Adelina Patti was born on the 19th February 1843 and died on the 27th September 1919 of natural causes. She is buried in Pere Lanchaise Cemetery in Paris. She was a very famous Opera singer of Victorian times earning huge fees at the height of her career, singing in Europe and America. She first sang as child in 1851. She is reputed to have had a lyrical voice of purity and beauty with an unmatched quality of Bel-Canto technique. Verdi in 1877 described her as the finest singer who had ever lived, a 'stupendous artist'. She was born Adela Juana Maria Patti in Madrid. The daughter of tenor, Salvatore Patti (18001869) and soprano Caterina Barilli (who died in 1870), both Italian Opera singers working in Madrid. Adelina Patti last sang in public in October 1914 in a Red Cross concert at London's Albert Hall.

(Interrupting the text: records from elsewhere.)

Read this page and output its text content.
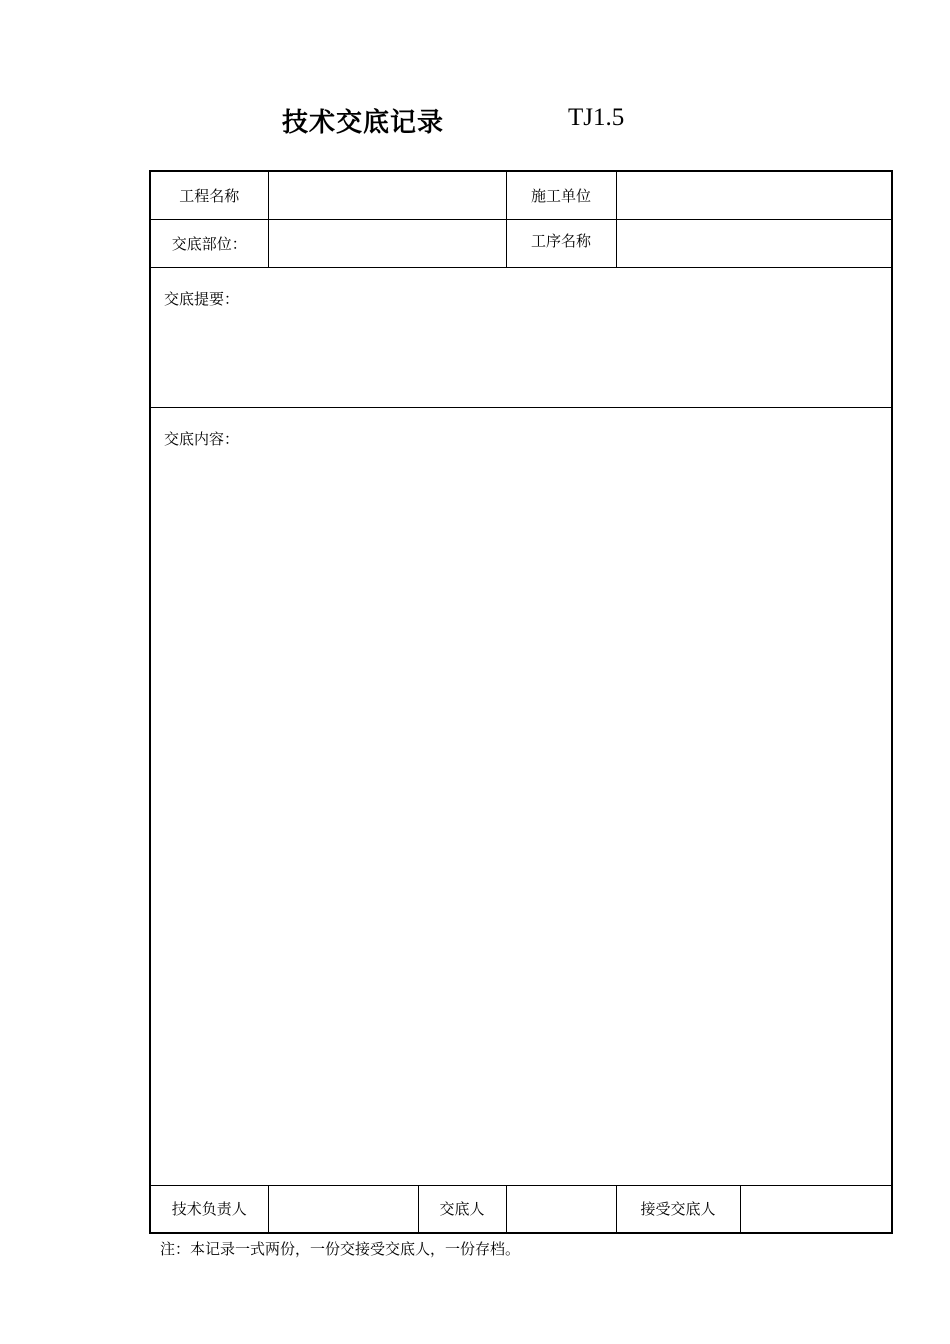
技术交底记录	TJ1.5
工程名称			施工单位		
交底部位：			工序名称		
交底提要：					
交底内容：					
技术负责人		交底人		接受交底人	
注：本记录一式两份，一份交接受交底人，一份存档。
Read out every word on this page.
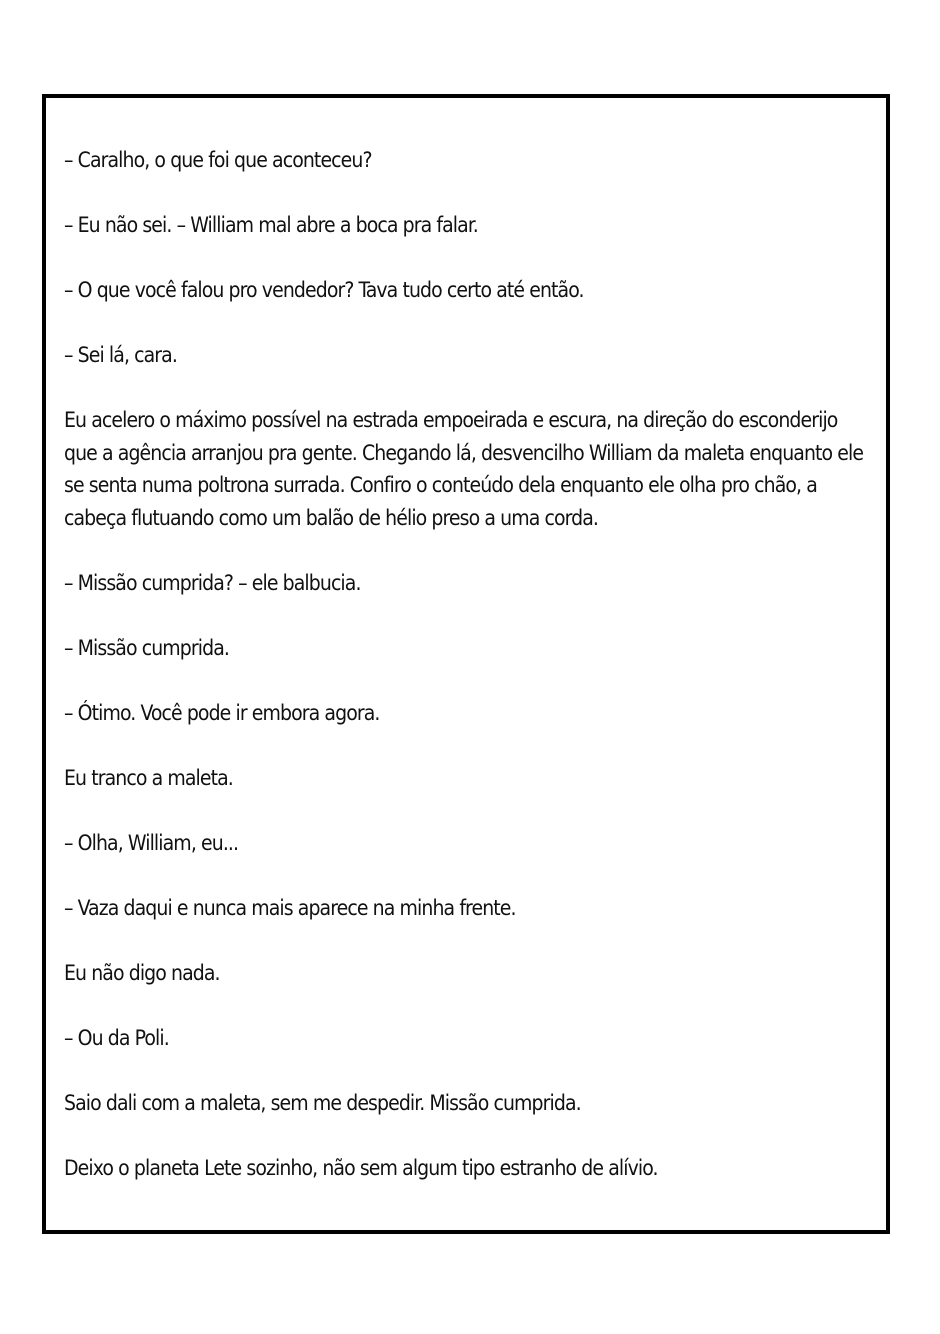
– Caralho, o que foi que aconteceu?

– Eu não sei. – William mal abre a boca pra falar.

– O que você falou pro vendedor? Tava tudo certo até então.

– Sei lá, cara.

Eu acelero o máximo possível na estrada empoeirada e escura, na direção do esconderijo que a agência arranjou pra gente. Chegando lá, desvencilho William da maleta enquanto ele se senta numa poltrona surrada. Confiro o conteúdo dela enquanto ele olha pro chão, a cabeça flutuando como um balão de hélio preso a uma corda.

– Missão cumprida? – ele balbucia.

– Missão cumprida.

– Ótimo. Você pode ir embora agora.

Eu tranco a maleta.

– Olha, William, eu...

– Vaza daqui e nunca mais aparece na minha frente.

Eu não digo nada.

– Ou da Poli.

Saio dali com a maleta, sem me despedir. Missão cumprida.

Deixo o planeta Lete sozinho, não sem algum tipo estranho de alívio.
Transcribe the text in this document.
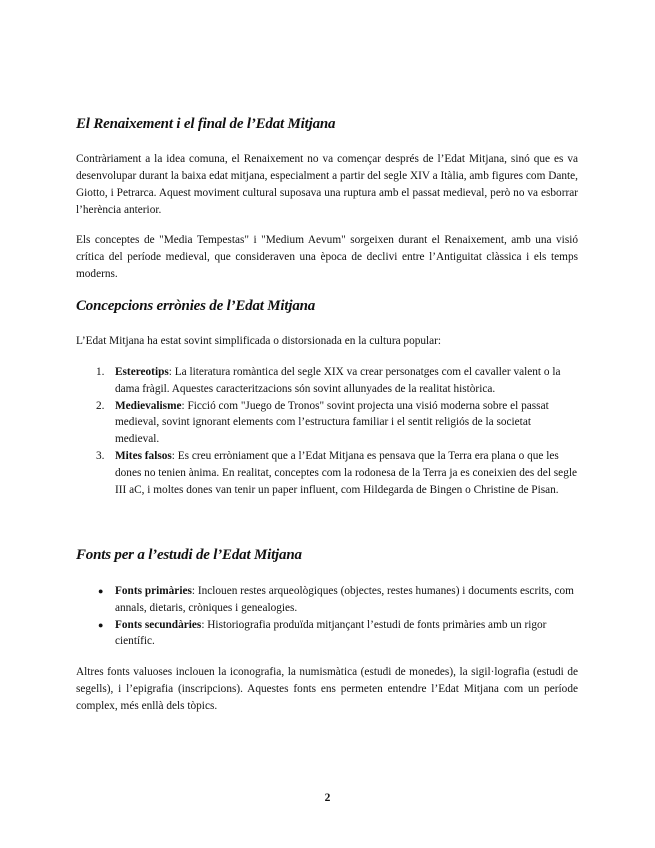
El Renaixement i el final de l’Edat Mitjana

Contràriament a la idea comuna, el Renaixement no va començar després de l’Edat Mitjana, sinó que es va desenvolupar durant la baixa edat mitjana, especialment a partir del segle XIV a Itàlia, amb figures com Dante, Giotto, i Petrarca. Aquest moviment cultural suposava una ruptura amb el passat medieval, però no va esborrar l’herència anterior.

Els conceptes de "Media Tempestas" i "Medium Aevum" sorgeixen durant el Renaixement, amb una visió crítica del període medieval, que consideraven una època de declivi entre l’Antiguitat clàssica i els temps moderns.

Concepcions errònies de l’Edat Mitjana

L’Edat Mitjana ha estat sovint simplificada o distorsionada en la cultura popular:

1. Estereotips: La literatura romàntica del segle XIX va crear personatges com el cavaller valent o la dama fràgil. Aquestes caracteritzacions són sovint allunyades de la realitat històrica.
2. Medievalisme: Ficció com "Juego de Tronos" sovint projecta una visió moderna sobre el passat medieval, sovint ignorant elements com l’estructura familiar i el sentit religiós de la societat medieval.
3. Mites falsos: Es creu erròniament que a l’Edat Mitjana es pensava que la Terra era plana o que les dones no tenien ànima. En realitat, conceptes com la rodonesa de la Terra ja es coneixien des del segle III aC, i moltes dones van tenir un paper influent, com Hildegarda de Bingen o Christine de Pisan.
Fonts per a l’estudi de l’Edat Mitjana
● Fonts primàries: Inclouen restes arqueològiques (objectes, restes humanes) i documents escrits, com annals, dietaris, cròniques i genealogies.
● Fonts secundàries: Historiografia produïda mitjançant l’estudi de fonts primàries amb un rigor científic.

Altres fonts valuoses inclouen la iconografia, la numismàtica (estudi de monedes), la sigil·lografia (estudi de segells), i l’epigrafia (inscripcions). Aquestes fonts ens permeten entendre l’Edat Mitjana com un període complex, més enllà dels tòpics.

2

After her death in 1919, the castle grounds were sold to the Welsh National Memorial Trust for £11,000 in March 1921. The house, at her husbands request, reconstructed as a Sanatorium for the treatment of tuberculosis, renamed as The Adelina Patti Hospital. Patients were first admitted from August 1922. In 1959 the hospital became a hospital for the elderly until the Castle closed on 31st March 1986, and the patients were transferred to the New Community Hospital at Ystradgynlais.

The Welsh Office maintained Craig Y Nos and the Theatre until the castle was bought, on a long term lease by a consortium of businessmen who formed Craig Y Nos Castle Company. A long period of restoration commenced, but eventually the Castle was bought by SelClene Ltd, who continued the restoration, and opened part of the Castle as an Hotel.

The Theatre is licensed for Weddings and is still occasionally used for public performance.

The above article on the Adelina Patti Theatre was written for this site by David Garratt in November 2012. The article is © David Garratt 2012.